Hell, even Thea’s weekly whine-fest actually served a plot purpose, arguably being the least important, but nonetheless welcome reason “Year’s End” was, all in all, a banger night. The mechanics of the plot still aren’t airtight, and many of the characters are still too loosely written (has Walter’s relationship with Robert ever been mentioned before?), but when they’re a part of a ride this brainlessly enjoyable, it’s hard to take too much offense.

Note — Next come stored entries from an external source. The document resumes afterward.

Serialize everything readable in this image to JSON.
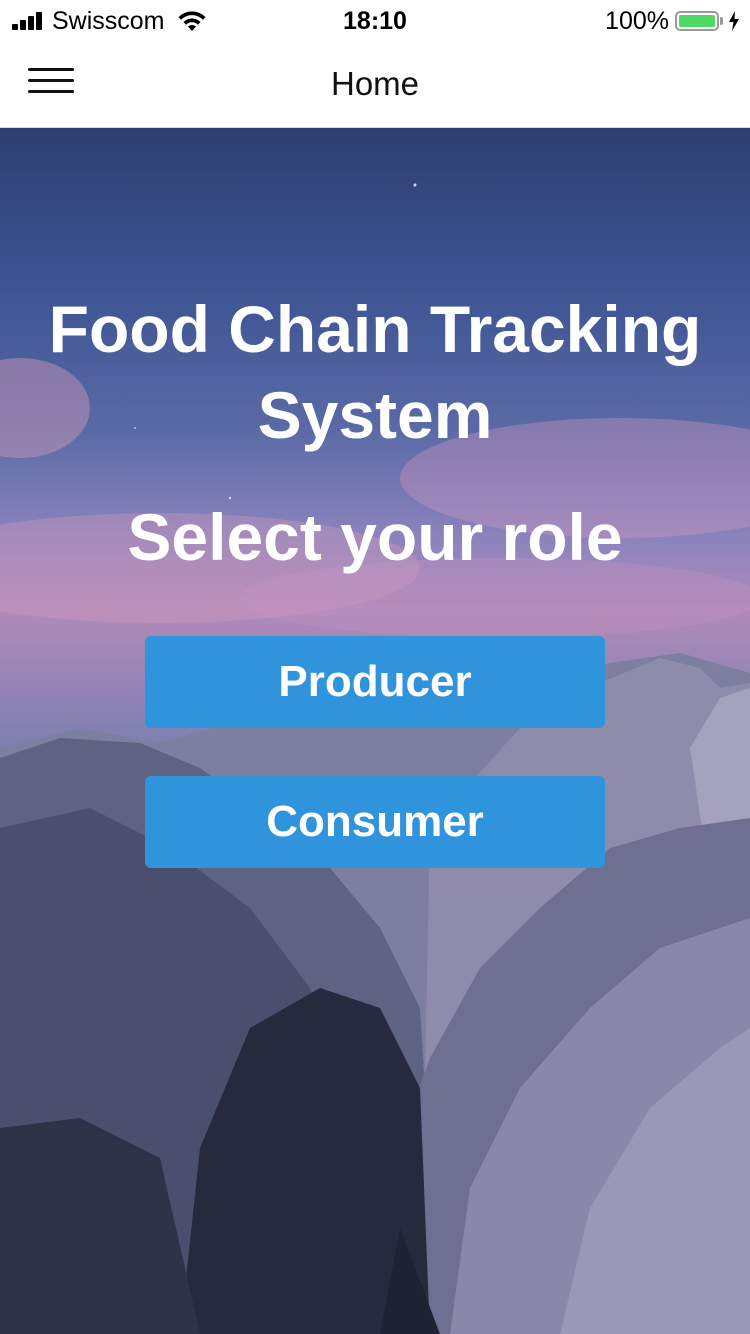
{
  "status_bar": {
    "carrier": "Swisscom",
    "time": "18:10",
    "battery_percent": "100%",
    "battery_level": 1.0,
    "battery_color": "#4cd964"
  },
  "nav": {
    "title": "Home",
    "menu_icon": "hamburger-menu-icon"
  },
  "hero": {
    "title": "Food Chain Tracking System",
    "subtitle": "Select your role",
    "buttons": {
      "producer": "Producer",
      "consumer": "Consumer"
    },
    "button_color": "#3094dc"
  }
}
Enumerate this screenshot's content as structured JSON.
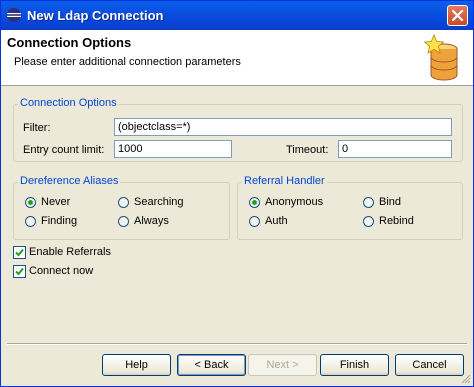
{
  "window": {
    "title": "New Ldap Connection"
  },
  "banner": {
    "title": "Connection Options",
    "description": "Please enter additional connection parameters"
  },
  "connection_options": {
    "legend": "Connection Options",
    "filter_label": "Filter:",
    "filter_value": "(objectclass=*)",
    "count_limit_label": "Entry count limit:",
    "count_limit_value": "1000",
    "timeout_label": "Timeout:",
    "timeout_value": "0"
  },
  "dereference": {
    "legend": "Dereference Aliases",
    "options": [
      "Never",
      "Searching",
      "Finding",
      "Always"
    ],
    "selected": "Never"
  },
  "referral": {
    "legend": "Referral Handler",
    "options": [
      "Anonymous",
      "Bind",
      "Auth",
      "Rebind"
    ],
    "selected": "Anonymous"
  },
  "checkboxes": {
    "enable_referrals": {
      "label": "Enable Referrals",
      "checked": true
    },
    "connect_now": {
      "label": "Connect now",
      "checked": true
    }
  },
  "buttons": {
    "help": "Help",
    "back": "< Back",
    "next": "Next >",
    "finish": "Finish",
    "cancel": "Cancel"
  },
  "colors": {
    "title_bar": "#0a4fe0",
    "group_legend": "#0046d5",
    "radio_selected": "#21a121",
    "checkbox_check": "#21a121"
  }
}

How long the show can trade on derivative fun in place of creativity will have to be seen, but if it has to steal, at least Arrow is doing it from the best.

  • Stray Thoughts

-Even if they don’t address it by name, the exposure Smoak’s Surface tablet got tonight constantly switched between egregious, and hilarious every time it found its way back into another shot.

-Adding to my “Amell is Funny When He Doesn’t Speak” theory, I laughed hard at his grunt after Smoak referred to archery as “utterly ridiculous.” And her crosshairs comment wasn’t half-bad either. Making her Jewish: a lazy, vaguely stereotypical explanation of her jokey scenes, or character etching?

-Speaking of faux pas topics, how freaking stupid was that dinner party comment about stealing from the rich and giving to the poor being “the job of the democrats?” Yes, Green Arrow is a socially conscious hero, but the CW is NOT the place for a directly party-based assessment of financial inequality. And I say that as a liberal.

-Quentin is literally taken off the murder case by his chief. Is it weird I like the character more when he’s saddled with clichéd cop/noir tropes?

-Tommy’s idea of a Christmas surprise: invade his sensitive girlfriend’s house, then give her a picture of her dead sister as a present. Smooth.

-Ab-tastic Workout of the Week: Despite Amell wearing a shirt, the knifey game of patty cake gets points for sheer manliness.

-Ridiculously Specific Trick Arrow of the Week: The explosive arrow takes the award, though was immediately overshadowed by the much bigger explosion following it.

-That’s all for 2012, see you in a few weeks Arr-bros!